In a word, no. “Cost-Sharing Obligations, High-Deductible Health Plan Growth, and Shopping for Health Care: Enrollees With Skin in the Game“:
The rapid growth of high-deductible health plans (HDHP) has been driven in part owing to a belief that cost-sharing obligations (ie, having skin in the game) will encourage health insurance enrollees to shop for health care. The wide variation in costs across physicians and hospitals implies considerable opportunity for enrollees to save money by switching to lower-cost providers. High-deductible health plan enrollment is associated with lower health care spending. However, prior studies using health insurance claims data indicate these savings are primarily owing to decreased use of care and not because HDHP enrollees are switching to lower-cost providers. Limited prior work has assessed attitudes toward price shopping among HDHP enrollees and whether they were more likely to consider costs when seeking care.
Researchers surveyed a nationally representative sample of insured 18-64 year olds. Yes, it was an Internet-based sample. They compared those with HDHP to those with traditional plans with respect to rates for shopping for care. Huge response rate, and almost 2000 respondees.
During their last use of medical care, HDHP enrollees were no more likely than enrollees in traditional plans to consider going to another health care professional for their care (n = 120 [10.9%] vs n = 85 [10.0%]; P = .67), or to compare out-of-pocket cost differences across health care professionals (n = 42 [3.8%] vs n = 23 [2.7%]; P = .37).

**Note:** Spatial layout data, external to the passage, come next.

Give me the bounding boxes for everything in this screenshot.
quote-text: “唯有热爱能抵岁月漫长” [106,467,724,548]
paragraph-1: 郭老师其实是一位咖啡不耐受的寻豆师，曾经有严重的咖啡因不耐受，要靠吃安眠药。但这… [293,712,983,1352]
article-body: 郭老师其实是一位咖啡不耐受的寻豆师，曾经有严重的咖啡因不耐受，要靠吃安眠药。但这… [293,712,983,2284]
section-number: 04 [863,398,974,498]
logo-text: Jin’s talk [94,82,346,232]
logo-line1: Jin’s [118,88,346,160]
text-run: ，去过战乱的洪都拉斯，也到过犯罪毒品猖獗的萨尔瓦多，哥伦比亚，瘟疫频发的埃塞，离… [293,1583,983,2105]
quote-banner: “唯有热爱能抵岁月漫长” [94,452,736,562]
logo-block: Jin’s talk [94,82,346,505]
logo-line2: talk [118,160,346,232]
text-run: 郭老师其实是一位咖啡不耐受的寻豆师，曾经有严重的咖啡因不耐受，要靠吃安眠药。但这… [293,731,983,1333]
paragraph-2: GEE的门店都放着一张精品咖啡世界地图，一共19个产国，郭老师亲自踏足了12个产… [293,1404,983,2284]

From the accompanying editorial:
However, a more likely interpretation is that getting enrollees to make higher-value decisions remains a mirage. High-deductible health plans take advantage of an irrationally designed health care system. In fact, information about our health care system is asymmetric in that it is better understood by physicians and less so by patients, which means patients obtaining care are not truly informed decision makers.
It is true that high-deductible health plan enrollees have “skin in the game.” However, these enrollees are exposed to substantial out-of-pocket cost risk with little evidence that this risk exposure will incentivize higher-value health care decisions, meaning they are essentially playing the game blindfolded with one hand tied behind their back.
So much for the benefits of increasing “skin in the game“. I hate that phrase. I also hate it here and here. You know what? I spend a lot of money on health care. I have a chronic illness. I have plenty of “skin in the game”, thank you very much.